With Hargreaves Services expected to remain profitable during the short-to-medium term, its sustainability as a business doesn’t appear to be in doubt. However, with major changes afoot, declining profitability and reduced dividends, there may be better options in which to invest elsewhere.
Struggles ahead
Also struggling in recent months has been mobile payment solutions provider Monitise (LSE: MONI). It continues to struggle to turn a profit and this puts it in a much riskier position than Hargreaves Services. For example, it’s forecast to post a pre-tax loss of £27m in the current year and while this would represent an improvement on last year’s performance, it still leaves the company’s financial standing under increasing pressure.
Looking ahead, Monitise appears to be some way off generating a black bottom line. Although its product and idea is sound and has proved to be popular among major blue-chip customers, the investment community seems to be losing patience with the company’s profit outlook. This is evidenced by Monitise’s share price fall of 91% in the last year. Although it’s likely to still exist in a year, it seems prudent to avoid buying Monitise until it’s in an improved position regarding profitability.
Ch-ch-ch-changes
Meanwhile, online advertising company Blinkx (LSE: BLNX) is also struggling to turn a red bottom line into a black one as it transforms itself. Its recent update showed that losses in the first six months rose to $79m from $11m in the comparable period from the previous year. However, this included a $60m non-cash exceptional charge for exiting certain non-core businesses which, alongside a $1m restructuring programme, are gradually changing Blinkx’s business model and focus.

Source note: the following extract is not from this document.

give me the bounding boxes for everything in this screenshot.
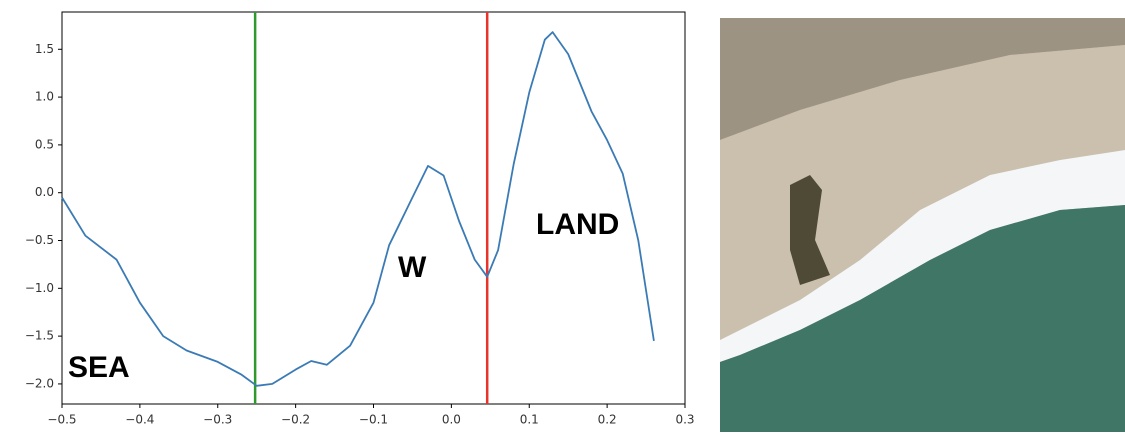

While the company has considerable potential to deliver improved financial performance, it appears to be a stock to watch rather than buy at the present time. Owing to its relatively large cash pile and sound balance sheet, Blinkx is very likely to still exist in one year. However until it’s profitable, investor sentiment may remain weak and cause its share price to come under further pressure following its 30% fall in the last year.